Le partisan : Chaque mot qu'il prononce est le résultat d'un conditionnement.

Le voyou : Il lance sa boue par jour venteux et il est trop con pour savoir que cette boue lui reviendra comme un boomerang.


Le donneur de leçon : Un âne bâté dont l'unique ambition dans la vie est d'apparaître comme quelqu'un qui est au courant de tout plutôt que quelqu'un qui cherche à savoir et comprendre.


Le fanatique : Son cerveau est si étroit qu'il est incapable de recevoir plus d'une idée à la fois, et cette idée est soit un préjudice, soit une erreur.


La bouche ordurière : Imaginez un sconse soufflant sa mauvaise haleine et veut se dresser contre vous, au plus près de votre personne pour vous blesser.


Le pontife : Il ne peut ni se tromper ni faire d'erreur, car mieux que quiconque, il sait. Et s'il sait mieux que quiconque, c'est parce qu'il est le meilleur. Et s'il est le meilleur, c'est parce qu'il est en contact permanent avec le Saint Esprit
Le stalinien : C'est un commissaire de la culture frustré qui vous loge une balle dans la tête et appelle ça de la dialectique.
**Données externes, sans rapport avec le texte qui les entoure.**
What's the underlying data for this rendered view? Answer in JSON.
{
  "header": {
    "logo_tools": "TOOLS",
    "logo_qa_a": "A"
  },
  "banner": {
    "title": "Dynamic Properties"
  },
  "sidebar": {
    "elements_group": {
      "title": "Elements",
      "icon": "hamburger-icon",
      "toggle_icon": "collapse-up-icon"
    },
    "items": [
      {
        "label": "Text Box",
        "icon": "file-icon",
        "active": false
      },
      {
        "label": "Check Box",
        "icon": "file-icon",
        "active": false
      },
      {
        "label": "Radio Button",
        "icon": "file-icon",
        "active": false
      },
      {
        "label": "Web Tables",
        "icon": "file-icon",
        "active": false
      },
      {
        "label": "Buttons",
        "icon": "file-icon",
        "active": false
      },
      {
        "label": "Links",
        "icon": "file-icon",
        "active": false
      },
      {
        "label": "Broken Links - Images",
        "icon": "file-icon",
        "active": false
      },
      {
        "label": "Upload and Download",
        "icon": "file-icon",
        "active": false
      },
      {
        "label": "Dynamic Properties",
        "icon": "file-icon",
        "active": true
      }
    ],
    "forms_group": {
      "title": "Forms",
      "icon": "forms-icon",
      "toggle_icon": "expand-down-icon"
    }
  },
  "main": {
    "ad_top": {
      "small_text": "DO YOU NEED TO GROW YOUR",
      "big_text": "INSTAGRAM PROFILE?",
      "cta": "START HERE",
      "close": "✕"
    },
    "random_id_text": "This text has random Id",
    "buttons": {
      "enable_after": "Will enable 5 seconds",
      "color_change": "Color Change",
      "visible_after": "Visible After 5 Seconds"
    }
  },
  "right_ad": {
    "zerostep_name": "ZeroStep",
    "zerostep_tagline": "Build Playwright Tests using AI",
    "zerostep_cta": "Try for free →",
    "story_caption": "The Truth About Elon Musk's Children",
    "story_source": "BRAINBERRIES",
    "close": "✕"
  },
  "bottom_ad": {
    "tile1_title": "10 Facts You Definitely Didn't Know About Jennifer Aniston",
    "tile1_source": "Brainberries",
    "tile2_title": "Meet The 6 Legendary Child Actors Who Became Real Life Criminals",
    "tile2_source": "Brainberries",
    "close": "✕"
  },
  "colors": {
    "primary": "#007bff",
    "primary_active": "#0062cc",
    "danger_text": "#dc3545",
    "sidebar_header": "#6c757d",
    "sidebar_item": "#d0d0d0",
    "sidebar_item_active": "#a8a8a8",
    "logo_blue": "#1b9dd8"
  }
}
L'esprit dogmatique : Il croit que chaque vanité qu'il prononce est l'alpha et l'omega de pensée humaine, depuis les Grecs de l'antiquité jusqu'à aujourd'hui.


Le converti : Il a fait du patriotisme une religion et croit que la foi peut déplacer des montagnes, bien que jusqu'ici il n'ait fait rien d'autre que de déplacer le fumier dans son arrière-cour.


Le charlatan : Il réutilise une ligne de l'éditorial du matin dans l'espoir qu'on le prenne pour un pandit.

L'hypocrite ou l'homme au double langage: Il pense qu'aussi longtemps qu'il dira des choses contraires à ce qu'il pense ou qu'il sent, il sera sur la terre ferme.

Le fondamentaliste : Il confond son verbiage merdique avec les saintes écritures.

Question : Est-ce une perte de temps que de lire ces critiques ?
Réponse : Non, si vous voulez comprendre pourquoi notre passé et notre présent sont un désastre et pourquoi la lumière au fond du tunnel est un train qui approche avec une cargaison toxique.

À ceux qui me disent, " Si vous voulez que vos lecteurs vous respectent, vous devriez les respecter ", je réponds que je ne suis pas fait pour respecter l'irrationnel, l'irresponsabilité, le charlatanisme, l'esprit prétentieux et la malhonnêteté. Mais c'est mon rôle de les montrer.


Et si vous deviez me dire : " Comment se fait-il que vous soyez le seul auteur à avoir une vue si négative et si pessimiste de notre réalité ? " je répondrai : Non, je ne le suis pas, non sans avoir longuement hésité. Trois générations d'auteurs arméniens avant moi ont été brutalement terrassés avant qu'ils aient eu la moindre chance de déclencher l'alarme : la première fois, par Talaat dans l'empire ottoman, la seconde fois par Staline en Arménie soviétique, et la troisième fois dans la Diaspora par nos partisans. De sorte que j'ai entendu même nos chauvins admettre que nous n'avions plus de géants en littérature, seulement de méprisables minus.


Mais pour être honnête envers nos auteurs perdus, bon nombre d'entre eux avaient prévu l'imminence de la catastrophe et ignorés de tous, s'ils n'avaient déjà été assassinés. Les noms de Shahnour et Massikian me viennent à l'esprit ; et aussi Zarian, qui indiqua : " Nos partis politiques ont été sans utilité politique pour nous. Leur plus grand ennemi, c'est le discours libre " ; et "les Arméniens ne survivent qu'en se cannibalisant mutuellement. " Il faut noter aussi Zarian qui termina un chapitre dans son livre LE VOYAGEUR ET SA ROUTE, écrit dans les années 30, par ces mots, "Vdank, vdank, vdank!" (danger, danger, danger !) Si ce n'est pas un S.O.S., je voudrais savoir ce que c'est.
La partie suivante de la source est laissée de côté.